10. However, before closing we may point out that the affidavit filed by the Deputy Commissioner of Income Tax dated 06/05/2015, particularly paragraph 8 thereof, indicates that the stand of the Revenue is that even if the Assessee is only engaged in a trading activity, the impugned notice for reopening is sustainable on account of under invoicing, which is the other ground stated in the reasons in support of the impugned notice. This can hardly be an explanation for not having dealt with the objection as filed by the petitioner and in fact dealing with an imaginary objection in the order disposing of the objections. In other words, the Revenue contends that even if the Assessing Officer has not dealt with the petitioner's objection properly, yet the notice for reopening is sustainable on some other grounds. This is not what is expected of the Assessing Officer while dealing with the objections. In any case, the manner in which the objection of the petitioner that they do not own any mining leases has been dealt with by the order dated 20/02/2015, casts a doubt on the entire order disposing of the objections dated 20/02/2015 as to what has been the application of mind while disposing of other objections.
11. In the above circumstances, we set aside the entire order dated 20/02/2015 disposing of the petitioner's objection and restore the petitioner's objection dated 09/02/2015 to the impugned notice before the respondent-Revenue. However, the respondents will assign this issue of objections raised by the petitioner to the impugned notice to an officer other than the Assessing Officer, who authored the order dated 20/02/2015 and the deponent of the affidavit dated 06/05/2015 filed in the Court.

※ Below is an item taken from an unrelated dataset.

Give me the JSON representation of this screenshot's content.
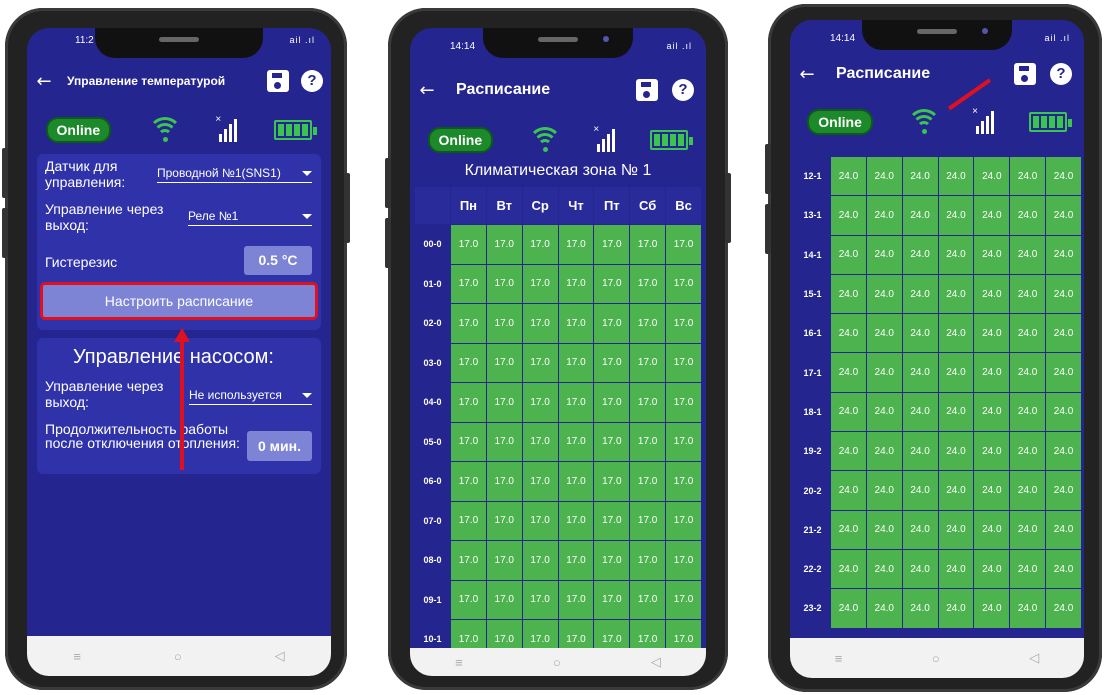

12. The Officer appointed by the respondent-Revenue to dispose of the objections of the petitioner's would do so expeditiously and in any case before the expiry of 10 weeks from today. Needless to state the the Revenue will not take any proceedings for a period of four weeks from the date the objections are disposed of, as held by this Court in Asian Paints Vs. Dy. CIT, reported in 296 ITR 90.
13. Rule made absolute in aforesaid terms.